A primeira camada: conteúdo

A camada central é o conteúdo. Conceber bem a estrutura de um site, relativa ao conteúdo, estabelecer hierarquias entre os elementos do texto utilizando HTML semântico, é uma tarefa essencial que muitas vezes não recebe a devida atenção. Não se trata de uma etapa meramente técnica da implementação do site, mas da definição da importância dos seus elementos. No campo do design gráfico esta é uma prática antiga: analisar o texto, extraindo dele as categorias que ajudam a definir a hierarquia de cada parte em relação ao todo, separando elementos como títulos, subtítulos, legendas, notas de rodapé. Cada elemento tem uma função específica no conjunto da obra, e merece um tratamento particular. Isto é fundamental para a etapa seguinte, a de estabelecer critérios para a apresentação do conteúdo. Um site com uma hierarquia clara entre seus elementos será mais facilmente compreendido, não só pelo usuário, mas pelos diferentes ambientes que vão interpretar o site ― navegadores, ledores de tela, celulares etc.

Costuma-se discutir o que deve ser considerado conteúdo, especialmente entre os adeptos de Flash como principal ferramenta para a construção de sites. Há quem argumente que a forma é também conteúdo, não cabendo uma separação estrita entre texto, imagem, movimento: tudo seria conteúdo. Embora essa argumentação faça sentido para alguns projetos, na maioria dos casos é preciso distinguir forma e conteúdo. Flash é uma ferramenta poderosa que possibilita soluções interessantes na criação de sites, mas trata-se de uma maneira de trabalhar a apresentação de conteúdos, e não de um conteúdo em si. É importante separar bem o que é apresentação e o que é conteúdo, especialmente se levarmos em consideração que existem ambientes que não suportam Flash, como os ledores de tela utilizados por pessoas cegas, e grande parte dos celulares. Se ao construir o site não houver uma preocupação específica em criar mecanismos que garantam alternativas de fornecer o conteúdo para esses ambientes, o site será “invisível”. O mesmo vale para os robôs dos mecanismos de busca, que indexam os conteúdos dos sites baseado no texto presente no código HTML das páginas. Há quem acredite que basta fornecer informações nas meta tags inseridas no HTML, como maneira de descrever aquele site. Mas isso não é suficiente, uma vez que os robôs de busca terão apenas aquele conteúdo para indexar, ignorando o que for colocado dentro do Flash. Isso limita a possibilidade de fornecer dados sobre o site.

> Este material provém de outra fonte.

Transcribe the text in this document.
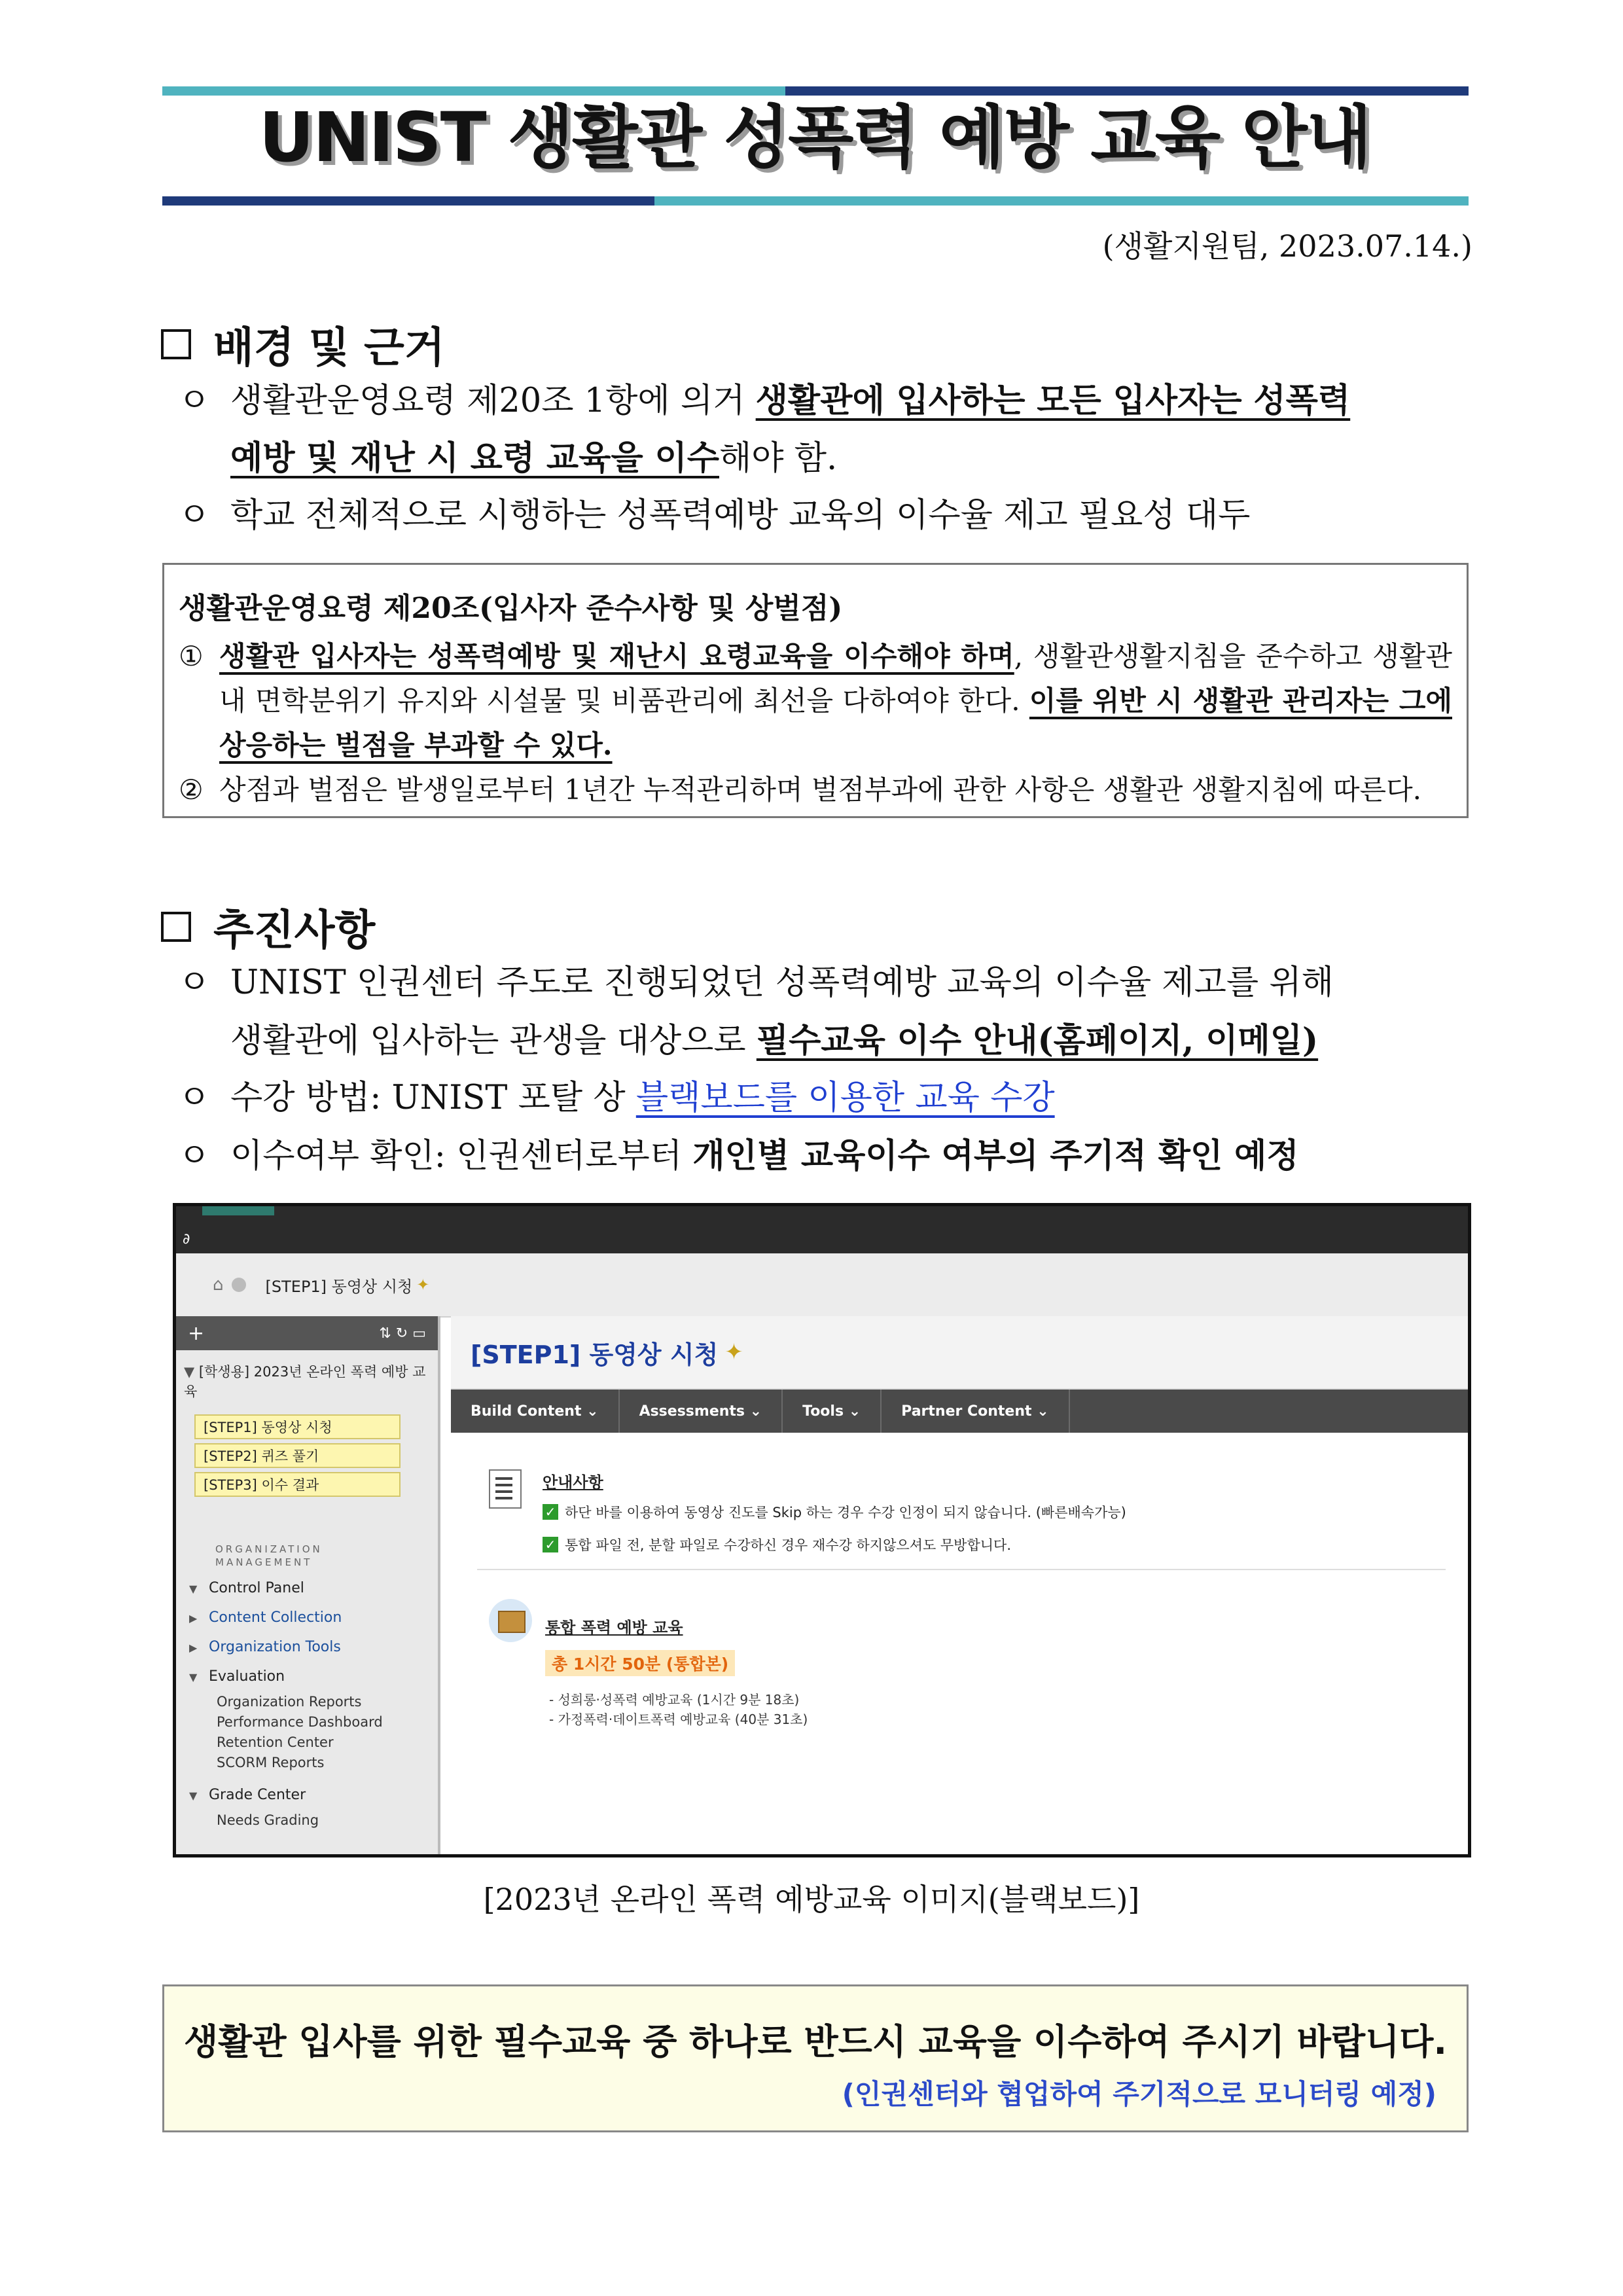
UNIST 생활관 성폭력 예방 교육 안내
(생활지원팀, 2023.07.14.)
배경 및 근거
ㅇ 생활관운영요령 제20조 1항에 의거 생활관에 입사하는 모든 입사자는 성폭력
예방 및 재난 시 요령 교육을 이수해야 함.
ㅇ 학교 전체적으로 시행하는 성폭력예방 교육의 이수율 제고 필요성 대두
생활관운영요령 제20조(입사자 준수사항 및 상벌점)
① 생활관 입사자는 성폭력예방 및 재난시 요령교육을 이수해야 하며, 생활관생활지침을 준수하고 생활관 내 면학분위기 유지와 시설물 및 비품관리에 최선을 다하여야 한다. 이를 위반 시 생활관 관리자는 그에 상응하는 벌점을 부과할 수 있다.
② 상점과 벌점은 발생일로부터 1년간 누적관리하며 벌점부과에 관한 사항은 생활관 생활지침에 따른다.
추진사항
ㅇ UNIST 인권센터 주도로 진행되었던 성폭력예방 교육의 이수율 제고를 위해
생활관에 입사하는 관생을 대상으로 필수교육 이수 안내(홈페이지, 이메일)
ㅇ 수강 방법: UNIST 포탈 상 블랙보드를 이용한 교육 수강
ㅇ 이수여부 확인: 인권센터로부터 개인별 교육이수 여부의 주기적 확인 예정
∂
⌂	[STEP1] 동영상 시청 ✦
+	⇅ ↻ ▭
▼ [학생용] 2023년 온라인 폭력 예방 교육
[STEP1] 동영상 시청
[STEP2] 퀴즈 풀기
[STEP3] 이수 결과
ORGANIZATION
MANAGEMENT
▼ Control Panel
▶ Content Collection
▶ Organization Tools
▼ Evaluation
Organization Reports
Performance Dashboard
Retention Center
SCORM Reports
▼ Grade Center
Needs Grading
[STEP1] 동영상 시청 ✦
Build Content ⌄	Assessments ⌄	Tools ⌄	Partner Content ⌄
안내사항
✓ 하단 바를 이용하여 동영상 진도를 Skip 하는 경우 수강 인정이 되지 않습니다. (빠른배속가능)
✓ 통합 파일 전, 분할 파일로 수강하신 경우 재수강 하지않으셔도 무방합니다.
통합 폭력 예방 교육
총 1시간 50분 (통합본)
- 성희롱·성폭력 예방교육 (1시간 9분 18초)
- 가정폭력·데이트폭력 예방교육 (40분 31초)
[2023년 온라인 폭력 예방교육 이미지(블랙보드)]
생활관 입사를 위한 필수교육 중 하나로 반드시 교육을 이수하여 주시기 바랍니다.
(인권센터와 협업하여 주기적으로 모니터링 예정)
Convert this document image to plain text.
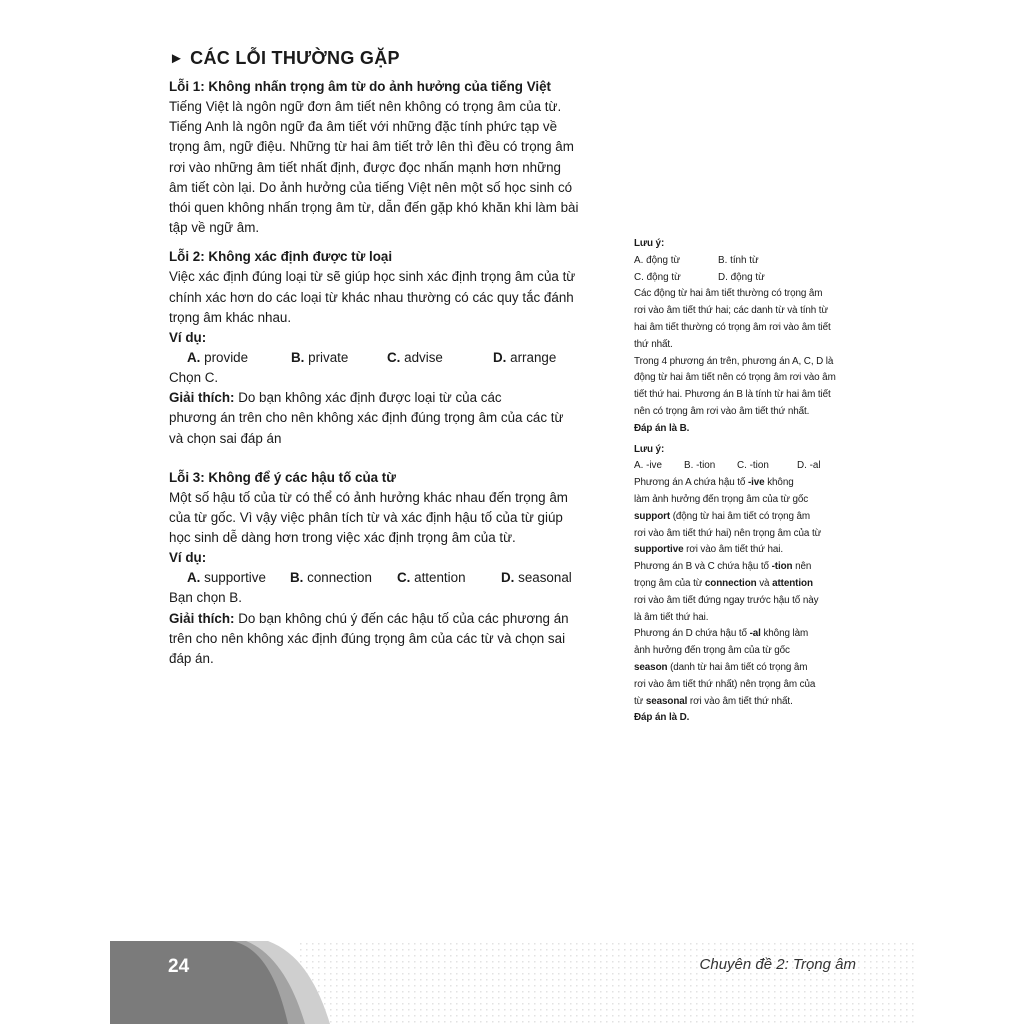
► CÁC LỖI THƯỜNG GẶP
Lỗi 1: Không nhấn trọng âm từ do ảnh hưởng của tiếng Việt

Tiếng Việt là ngôn ngữ đơn âm tiết nên không có trọng âm của từ.

Tiếng Anh là ngôn ngữ đa âm tiết với những đặc tính phức tạp về

trọng âm, ngữ điệu. Những từ hai âm tiết trở lên thì đều có trọng âm

rơi vào những âm tiết nhất định, được đọc nhấn mạnh hơn những

âm tiết còn lại. Do ảnh hưởng của tiếng Việt nên một số học sinh có

thói quen không nhấn trọng âm từ, dẫn đến gặp khó khăn khi làm bài

tập về ngữ âm.

Lỗi 2: Không xác định được từ loại

Việc xác định đúng loại từ sẽ giúp học sinh xác định trọng âm của từ

chính xác hơn do các loại từ khác nhau thường có các quy tắc đánh

trọng âm khác nhau.

Ví dụ:
A. provide	B. private	C. advise	D. arrange

Chọn C.

Giải thích: Do bạn không xác định được loại từ của các

phương án trên cho nên không xác định đúng trọng âm của các từ

và chọn sai đáp án

Lỗi 3: Không để ý các hậu tố của từ

Một số hậu tố của từ có thể có ảnh hưởng khác nhau đến trọng âm

của từ gốc. Vì vậy việc phân tích từ và xác định hậu tố của từ giúp

học sinh dễ dàng hơn trong việc xác định trọng âm của từ.

Ví dụ:
A. supportive	B. connection	C. attention	D. seasonal

Bạn chọn B.

Giải thích: Do bạn không chú ý đến các hậu tố của các phương án

trên cho nên không xác định đúng trọng âm của các từ và chọn sai

đáp án.

Lưu ý:

A. động từ	B. tính từ
C. động từ	D. động từ

Các động từ hai âm tiết thường có trọng âm

rơi vào âm tiết thứ hai; các danh từ và tính từ

hai âm tiết thường có trọng âm rơi vào âm tiết

thứ nhất.

Trong 4 phương án trên, phương án A, C, D là

động từ hai âm tiết nên có trọng âm rơi vào âm

tiết thứ hai. Phương án B là tính từ hai âm tiết

nên có trọng âm rơi vào âm tiết thứ nhất.

Đáp án là B.

Lưu ý:

A. -ive	B. -tion	C. -tion	D. -al

Phương án A chứa hậu tố -ive không

làm ảnh hưởng đến trọng âm của từ gốc

support (động từ hai âm tiết có trọng âm

rơi vào âm tiết thứ hai) nên trọng âm của từ

supportive rơi vào âm tiết thứ hai.

Phương án B và C chứa hậu tố -tion nên

trọng âm của từ connection và attention

rơi vào âm tiết đứng ngay trước hậu tố này

là âm tiết thứ hai.

Phương án D chứa hậu tố -al không làm

ảnh hưởng đến trọng âm của từ gốc

season (danh từ hai âm tiết có trọng âm

rơi vào âm tiết thứ nhất) nên trọng âm của

từ seasonal rơi vào âm tiết thứ nhất.

Đáp án là D.

24	Chuyên đề 2: Trọng âm
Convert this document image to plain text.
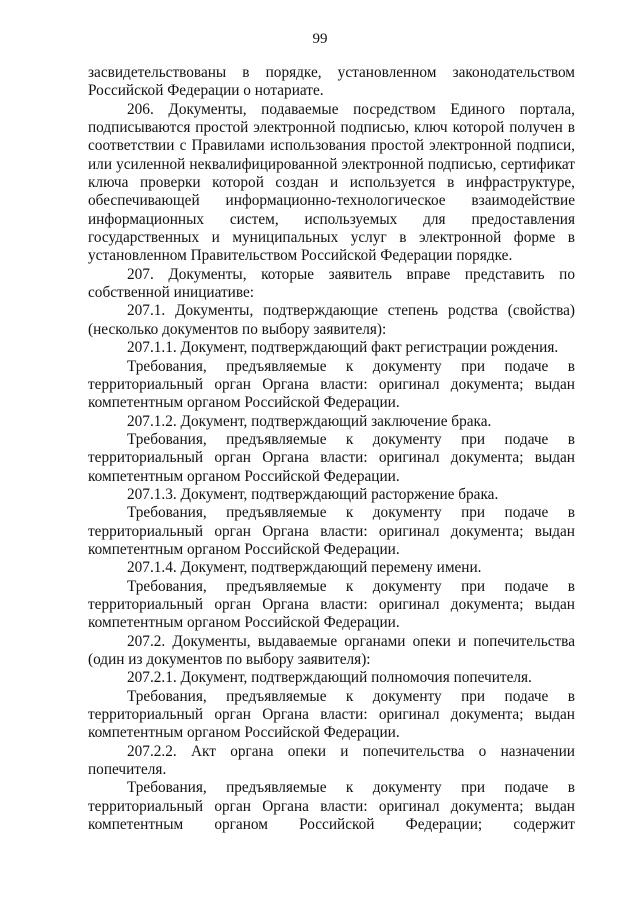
99

засвидетельствованы в порядке, установленном законодательством Российской Федерации о нотариате.

206. Документы, подаваемые посредством Единого портала, подписываются простой электронной подписью, ключ которой получен в соответствии с Правилами использования простой электронной подписи, или усиленной неквалифицированной электронной подписью, сертификат ключа проверки которой создан и используется в инфраструктуре, обеспечивающей информационно-технологическое взаимодействие информационных систем, используемых для предоставления государственных и муниципальных услуг в электронной форме в установленном Правительством Российской Федерации порядке.

207. Документы, которые заявитель вправе представить по собственной инициативе:

207.1. Документы, подтверждающие степень родства (свойства) (несколько документов по выбору заявителя):

207.1.1. Документ, подтверждающий факт регистрации рождения.

Требования, предъявляемые к документу при подаче в территориальный орган Органа власти: оригинал документа; выдан компетентным органом Российской Федерации.

207.1.2. Документ, подтверждающий заключение брака.

Требования, предъявляемые к документу при подаче в территориальный орган Органа власти: оригинал документа; выдан компетентным органом Российской Федерации.

207.1.3. Документ, подтверждающий расторжение брака.

Требования, предъявляемые к документу при подаче в территориальный орган Органа власти: оригинал документа; выдан компетентным органом Российской Федерации.

207.1.4. Документ, подтверждающий перемену имени.

Требования, предъявляемые к документу при подаче в территориальный орган Органа власти: оригинал документа; выдан компетентным органом Российской Федерации.

207.2. Документы, выдаваемые органами опеки и попечительства (один из документов по выбору заявителя):

207.2.1. Документ, подтверждающий полномочия попечителя.

Требования, предъявляемые к документу при подаче в территориальный орган Органа власти: оригинал документа; выдан компетентным органом Российской Федерации.

207.2.2. Акт органа опеки и попечительства о назначении попечителя.

Требования, предъявляемые к документу при подаче в территориальный орган Органа власти: оригинал документа; выдан компетентным органом Российской Федерации; содержит
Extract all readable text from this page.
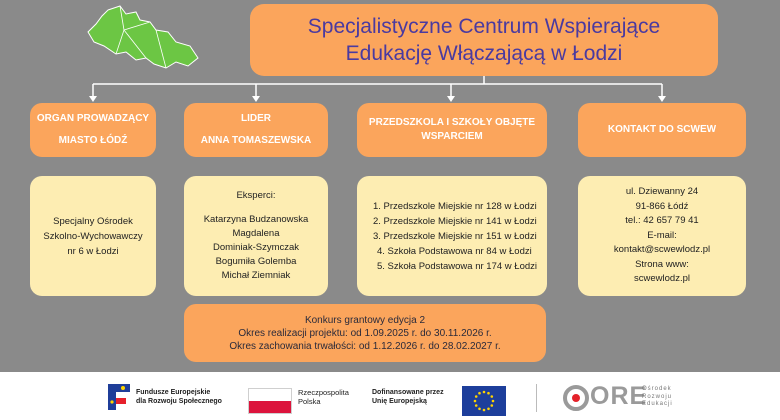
Specjalistyczne Centrum Wspierające
Edukację Włączającą w Łodzi
ORGAN PROWADZĄCY
MIASTO ŁÓDŹ
Specjalny Ośrodek
Szkolno-Wychowawczy
nr 6 w Łodzi
LIDER
ANNA TOMASZEWSKA
Eksperci:
Katarzyna Budzanowska
Magdalena
Dominiak-Szymczak
Bogumiła Golemba
Michał Ziemniak
PRZEDSZKOLA I SZKOŁY OBJĘTE
WSPARCIEM
1. Przedszkole Miejskie nr 128 w Łodzi
2. Przedszkole Miejskie nr 141 w Łodzi
3. Przedszkole Miejskie nr 151 w Łodzi
4. Szkoła Podstawowa nr 84 w Łodzi
5. Szkoła Podstawowa nr 174 w Łodzi
KONTAKT DO SCWEW
ul. Dziewanny 24
91-866 Łódź
tel.: 42 657 79 41
E-mail:
kontakt@scwewlodz.pl
Strona www:
scwewlodz.pl
Konkurs grantowy edycja 2
Okres realizacji projektu: od 1.09.2025 r. do 30.11.2026 r.
Okres zachowania trwałości: od 1.12.2026 r. do 28.02.2027 r.
Fundusze Europejskie
dla Rozwoju Społecznego
Rzeczpospolita
Polska
Dofinansowane przez
Unię Europejską	ORE
Ośrodek
Rozwoju
Edukacji
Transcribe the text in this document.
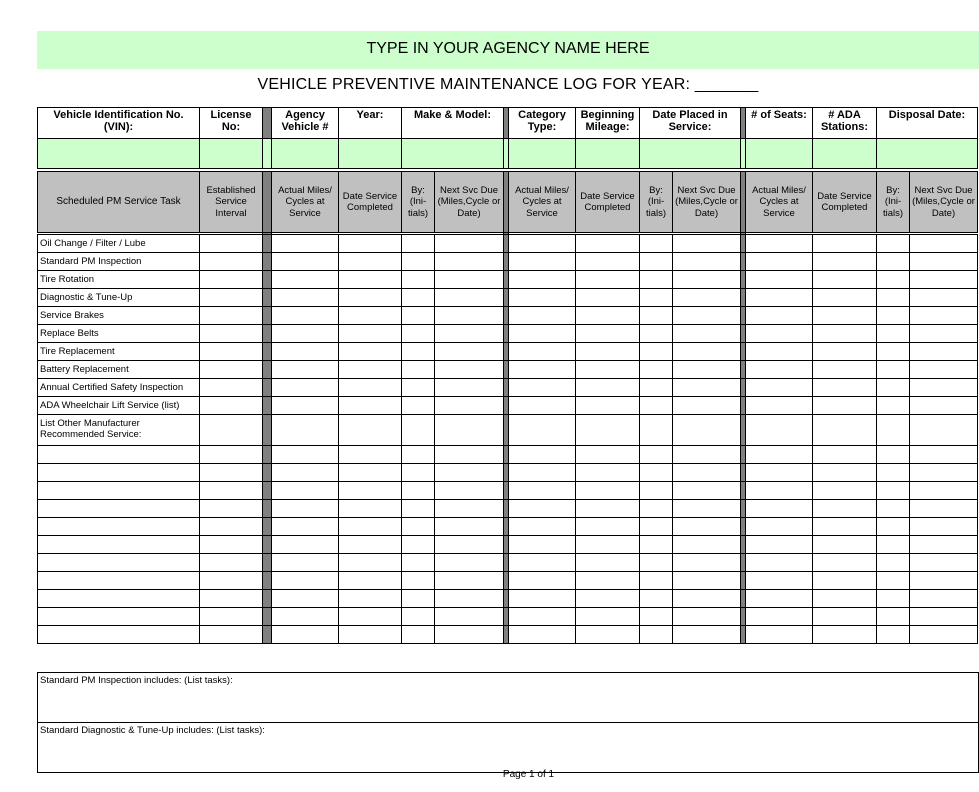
TYPE IN YOUR AGENCY NAME HERE
VEHICLE PREVENTIVE MAINTENANCE LOG FOR YEAR: _______
Vehicle Identification No. (VIN):	License No:		Agency Vehicle #	Year:	Make & Model:		Category Type:	Beginning Mileage:	Date Placed in Service:		# of Seats:	# ADA Stations:	Disposal Date:

Scheduled PM Service Task	Established Service Interval		Actual Miles/ Cycles at Service	Date Service Completed	By: (Ini- tials)	Next Svc Due (Miles,Cycle or Date)		Actual Miles/ Cycles at Service	Date Service Completed	By: (Ini- tials)	Next Svc Due (Miles,Cycle or Date)		Actual Miles/ Cycles at Service	Date Service Completed	By: (Ini- tials)	Next Svc Due (Miles,Cycle or Date)

Oil Change / Filter / Lube																
Standard PM Inspection																
Tire Rotation																
Diagnostic & Tune-Up																
Service Brakes																
Replace Belts																
Tire Replacement																
Battery Replacement																
Annual Certified Safety Inspection																
ADA Wheelchair Lift Service (list)																
List Other Manufacturer Recommended Service:																

Standard PM Inspection includes: (List tasks):
Standard Diagnostic & Tune-Up includes: (List tasks):
Page 1 of 1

Se de qualquer forma for necessário utilizar Flash, é importante que se tenha o cuidado de gerar alternativas para tornar o site acessível, para que o conteúdo possa ser compreendido em outros ambientes, caso contrário o site será inútil para uma parcela do público. Thomas Vander Wal (2006) alerta que um site “precisa degradar bem. Precisa ser acessível. Precisa ser usável. Senão, será uma bobagem; bacana, mas inútil para algumas ou muitas pessoas”.

A segunda camada: apresentação

A segunda camada é a de apresentação. É a etapa que costuma receber mais atenção dos designers, embora não seja necessariamente a mais importante. É neste momento que a estrutura semântica do conteúdo, definida anteriormente, toma forma nos navegadores, “traduzida” através de estilos criados para este fim. É importante destacar que a apresentação não é apenas visual, uma vez que ledores de tela utilizados por cegos também são capazes de interpretar o conteúdo. A apresentação, nestes casos, será sonora, e não visual. Por isso é fundamental definir bem a estrutura semântica do conteúdo na etapa anterior, uma vez que nem sempre a apresentação do site será aquela definida na segunda etapa. De qualquer forma, mesmo que utilize soluções de apresentação tão distintas como uma família tipográfica em negrito na tela ou um tom mais grave no sintetizador de voz, o sistema deverá ser preparado para manter as relações hierárquicas definidas a priori, independente do meio de acesso utilizado. Como destacado anteriormente, se projetado em termos de melhorias progressivas, o sistema estará apto a oferecer uma experiência satisfatória com as mínimas condições de acesso.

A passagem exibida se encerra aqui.